I.A.Refuting arguments 1.Invalidity (I- refutations): an argument that the author has reasoned invalidly. 2.Circularity (C- refutations): An argument that the author has reasoned circularly. An argument is refuted if it is shown to be unsound or circular. Refutations of arguments come in two flavors:
I.B.Refuting propositions A proposition/claim is refuted if it is shown to be false. (This is used to show that an argument is unsound.) Two flavors: 3.False Premises: An argument that some of the author’s premises are dubious/false. 4.False conclusion: An argument that the author’s conclusion leads to absurd results.
Refuting a conclusion…. …tells you that something is wrong with the argument… …but it doesn’t tell you precisely what is wrong with the argument.
Responses to alleged counterexamples Suppose that you claim that all F’s are G’s, and someone offers a counterexample, i.e. they claim that a is an F but not a G. What can you do in response? – You can argue that a is not an F; or – You can argue that a is a G. If neither of these responses is plausible, then the counterexample is decisive.
Is there a counterexample to the following? “You can never get too much of a good thing.” If so, how would you respond to this counterexample?
Homework I.1. No prime number is even. Counterexample: 2. I.12. If it would be horrible for everyone to do something, then it would be morally wrong for anyone to do something. Counterexample: It would be horrible if everybody lied, but it would not be morally wrong if someone lied (e.g. to a murderer about the whereabouts of his next victim.) I.13. If it would not be horrible for everyone to do something, then it not be morally wrong for anyone to do it. Counterexample: ???
More Homework II.2. Killing is usually wrong. If the statement were that killing is always wrong, then there would be exceptions/counterexamples (e.g. involving self-defense). However, because of the guarding term “usually,” these counterexamples don’t apply, since presumably, most killings don’t involve these special exceptions. II.7.Everything that is green has a shape. If something is green, then it is extended in space. If it is extended in space, then it has a shape. So, everything that is green has a shape.
III. Reductio ad absurdum This is basically ~I: you show that if a claim is true, something absurd follows.
Three questions to ask about reductios 1.Is the result really absurd? 2.Does the refuted claim really imply the absurdity? 3.Can the refuted claim be modified in some minor way so that it no longer implies the absurdity?
HW, Continued III.1. Claim to be refuted: even the worst of enemies can become friends. Reductio: If people are enemies, then they are not friends. If they do become friends, then they are not enemies. So it is absurd to think that enemies become friends. Is the claim really absurd? No. If people become friends, then they are friends in the future. But people can be friends in the future while being enemies in the present.

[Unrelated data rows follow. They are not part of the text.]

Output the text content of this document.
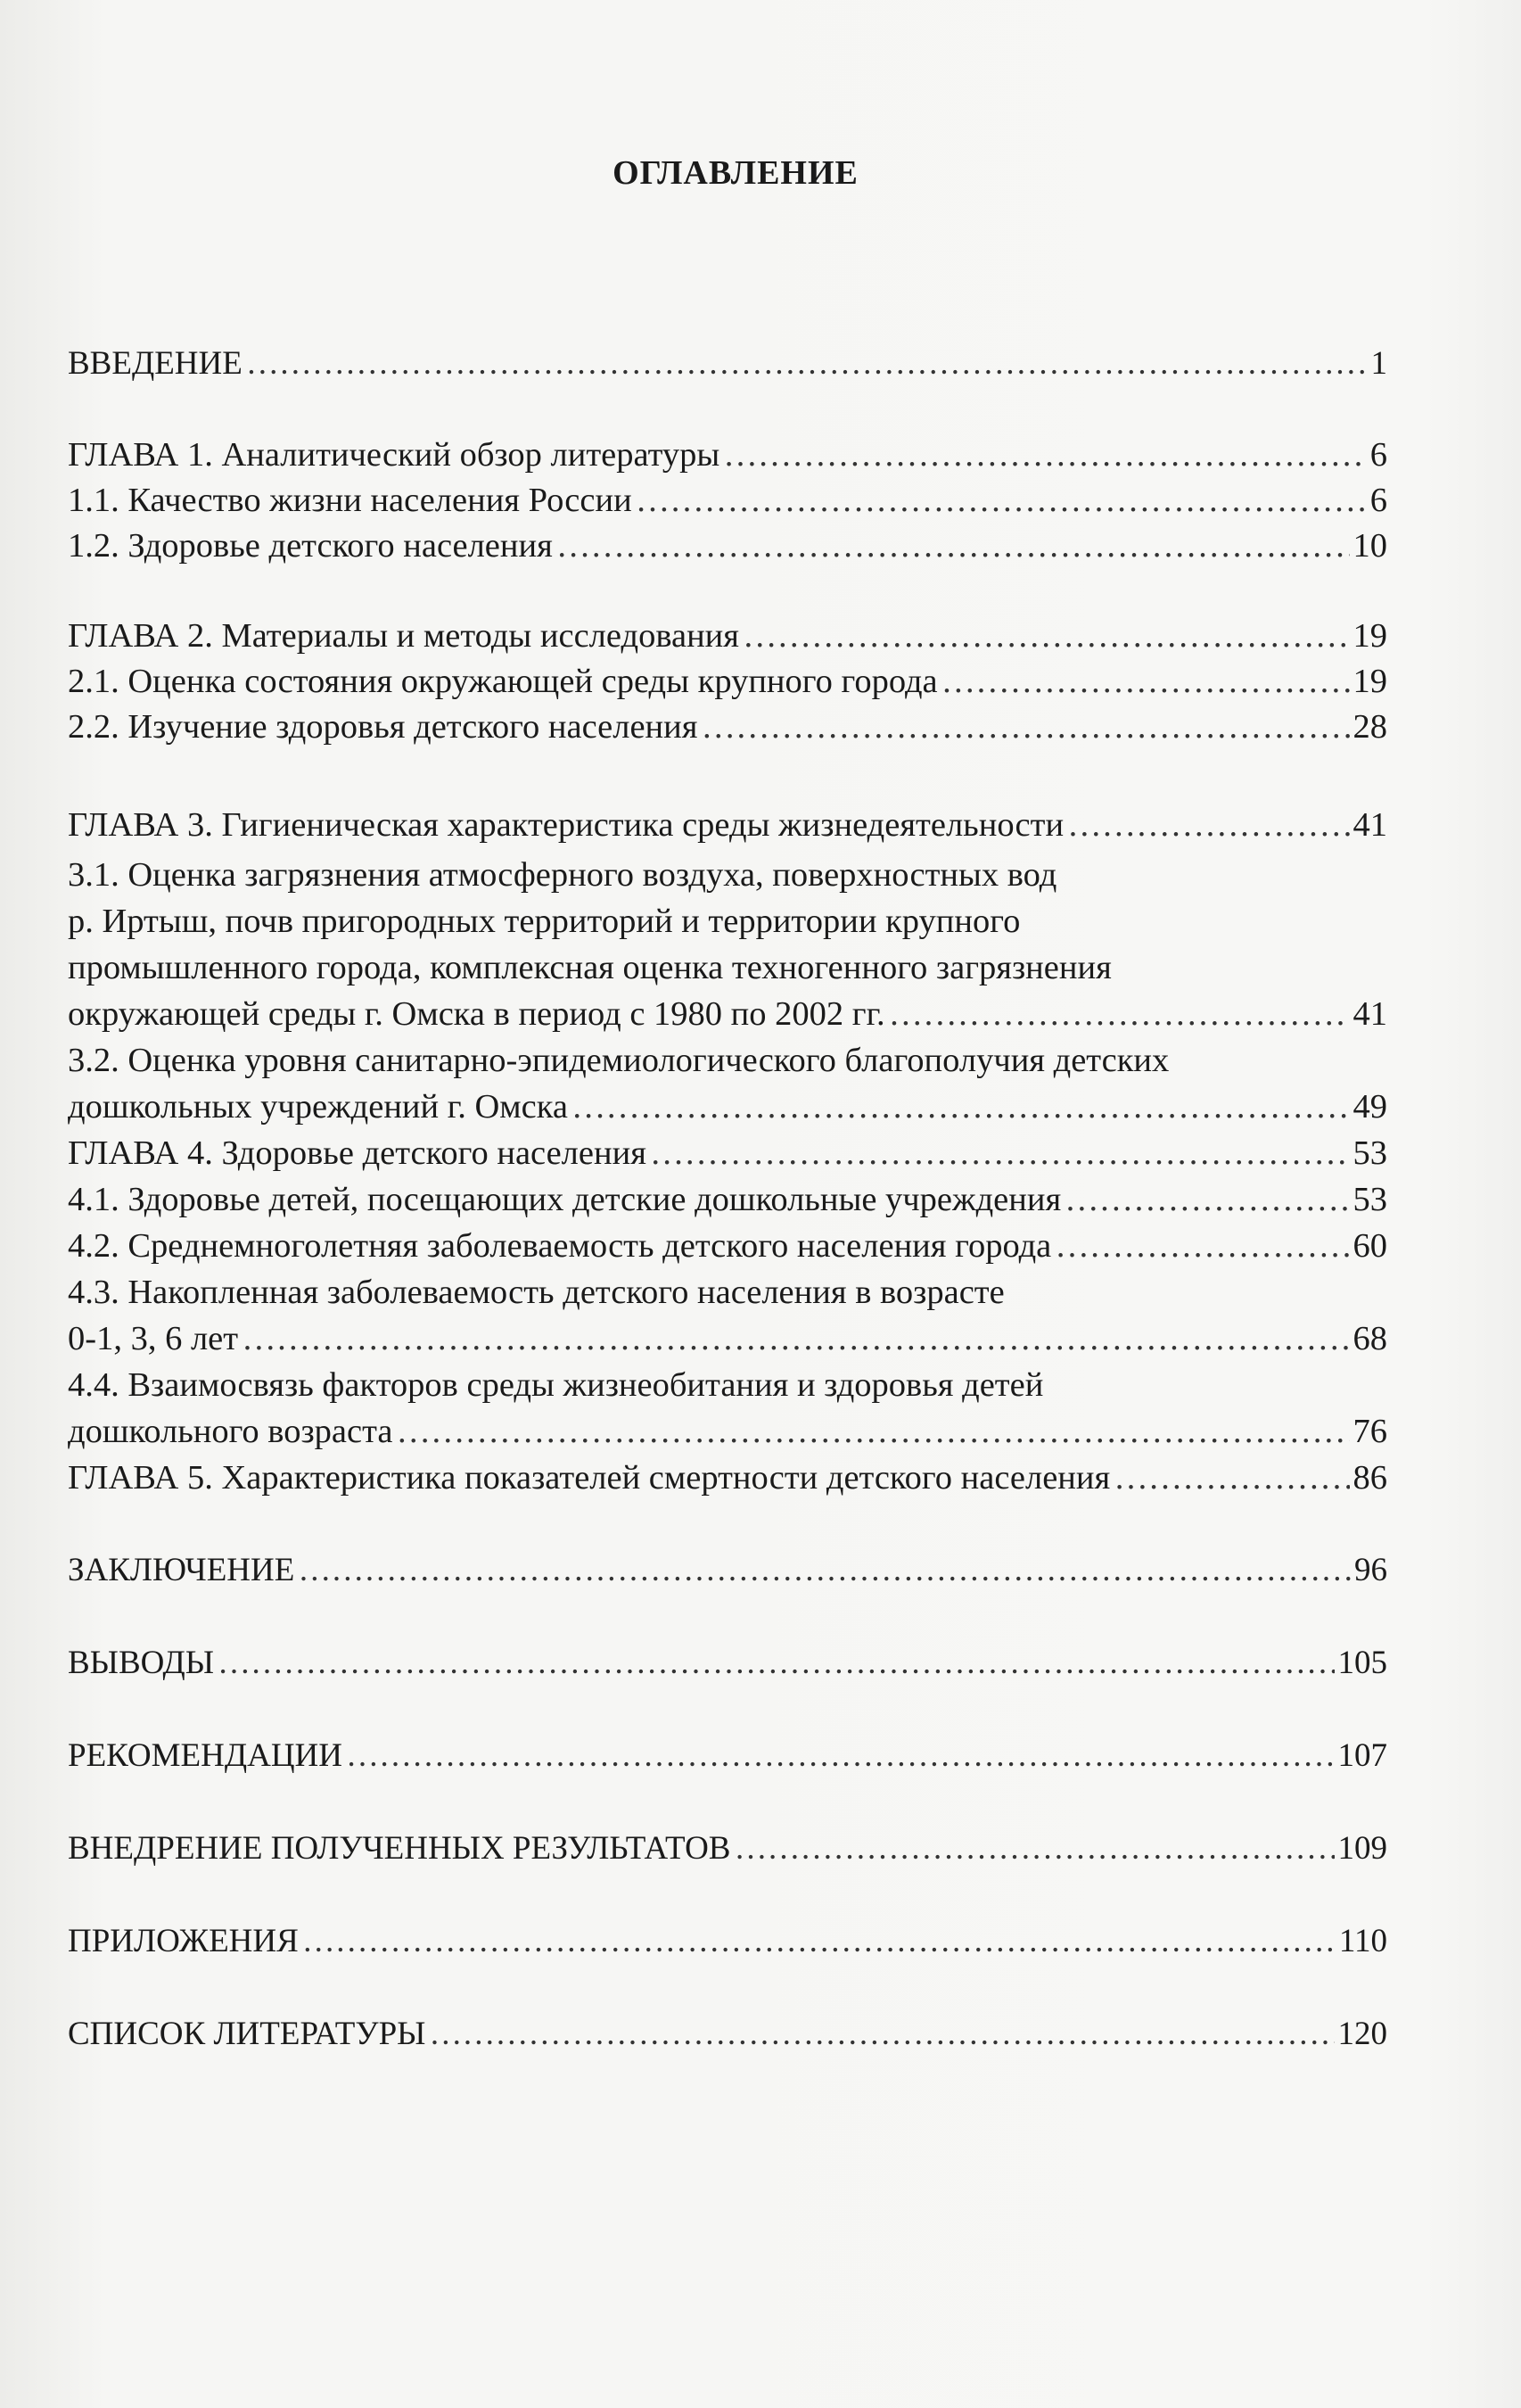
ОГЛАВЛЕНИЕ
ВВЕДЕНИЕ ……………………………………………………………………………………………………………………………………………………………………………………………………………………………………………	1
ГЛАВА 1. Аналитический обзор литературы ……………………………………………………………………………………………………………………………………………………………………………………………………………………………………………	6
1.1. Качество жизни населения России ……………………………………………………………………………………………………………………………………………………………………………………………………………………………………………	6
1.2. Здоровье детского населения ……………………………………………………………………………………………………………………………………………………………………………………………………………………………………………	10
ГЛАВА 2. Материалы и методы исследования ……………………………………………………………………………………………………………………………………………………………………………………………………………………………………………	19
2.1. Оценка состояния окружающей среды крупного города ……………………………………………………………………………………………………………………………………………………………………………………………………………………………………………	19
2.2. Изучение здоровья детского населения ……………………………………………………………………………………………………………………………………………………………………………………………………………………………………………	28
ГЛАВА 3. Гигиеническая характеристика среды жизнедеятельности ……………………………………………………………………………………………………………………………………………………………………………………………………………………………………………	41
3.1. Оценка загрязнения атмосферного воздуха, поверхностных вод
р. Иртыш, почв пригородных территорий и территории крупного
промышленного города, комплексная оценка техногенного загрязнения
окружающей среды г. Омска в период с 1980 по 2002 гг. ……………………………………………………………………………………………………………………………………………………………………………………………………………………………………………	41
3.2. Оценка уровня санитарно-эпидемиологического благополучия детских
дошкольных учреждений г. Омска ……………………………………………………………………………………………………………………………………………………………………………………………………………………………………………	49
ГЛАВА 4. Здоровье детского населения ……………………………………………………………………………………………………………………………………………………………………………………………………………………………………………	53
4.1. Здоровье детей, посещающих детские дошкольные учреждения ……………………………………………………………………………………………………………………………………………………………………………………………………………………………………………	53
4.2. Среднемноголетняя заболеваемость детского населения города ……………………………………………………………………………………………………………………………………………………………………………………………………………………………………………	60
4.3. Накопленная заболеваемость детского населения в возрасте
0-1, 3, 6 лет ……………………………………………………………………………………………………………………………………………………………………………………………………………………………………………	68
4.4. Взаимосвязь факторов среды жизнеобитания и здоровья детей
дошкольного возраста ……………………………………………………………………………………………………………………………………………………………………………………………………………………………………………	76
ГЛАВА 5. Характеристика показателей смертности детского населения ……………………………………………………………………………………………………………………………………………………………………………………………………………………………………………	86
ЗАКЛЮЧЕНИЕ ……………………………………………………………………………………………………………………………………………………………………………………………………………………………………………	96
ВЫВОДЫ ……………………………………………………………………………………………………………………………………………………………………………………………………………………………………………	105
РЕКОМЕНДАЦИИ ……………………………………………………………………………………………………………………………………………………………………………………………………………………………………………	107
ВНЕДРЕНИЕ ПОЛУЧЕННЫХ РЕЗУЛЬТАТОВ ……………………………………………………………………………………………………………………………………………………………………………………………………………………………………………	109
ПРИЛОЖЕНИЯ ……………………………………………………………………………………………………………………………………………………………………………………………………………………………………………	110
СПИСОК ЛИТЕРАТУРЫ ……………………………………………………………………………………………………………………………………………………………………………………………………………………………………………	120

III.5. Some things are inconceivable. Reductio: Consider something that is inconceivable. Since you are considering it, you are conceiving it. But then it is conceivable as well as inconceivable. That is absurd. So nothing is inconceivable. Is the claim really absurd? Yes. Something cannot both be conceivable and inconceivable. Does the refuted claim imply the absurdity? No. It seems possible to consider something without conceiving of it. For instance, if I invite you to consider a married bachelor, this doesn’t mean you have a coherent concept of it. Can the refuted claim be tweaked? Yes. Suppose that you don’t buy my distinction between consideration and conceivability above. Then you can still claim that there are some things about which we can’t form a coherent concept.
IV.6. I know that I do not know anything. Reductio: If you do not know anything, then you do not know that you don’t know anything. But this would mean that you both know and don’t know that you don’t know anything. This is absurd. If it’s easier: Let p = “You do not know anything.” So, according to the refuted claim, you know that p. Since knowledge entails truth, p is true. But if you know that p, then you know something, i.e. ~p. So both p and ~p are true. This is absurd. So you cannot know that you do not know anything.
IV.10. Most of the sentences in this exercise are true. Reductio: Suppose that most of the sentences in this exercise are true. Then a majority of the following is true: 1.Some sisters are nephews, 2.Some fathers were never children. 3.Most students scored better than the median grade on the last test, 4.Almost everyone in this class is exceptional, 5.There is an exception to every universal claim, 6.I know that I don’t know anything, 7.Some morally wrong actions are morally permitted, 8.God exists outside of time, and we will meet him someday 9.There is a male barber who shaves all and only the men in this town who do not shave themselves, and 10.Most of the sentences in this exercise are true. However, at least half of these claims are false (1,3,5,6,9 are obviously false; the rest can be debated). This means that: It’s not the case that most of the sentences in this exercise are true. So 10 is both true and false. This is absurd. So, most of the sentences in this exercise are not true. As a result, we can now make a stronger claim: Most of the sentences in this exercise are not true.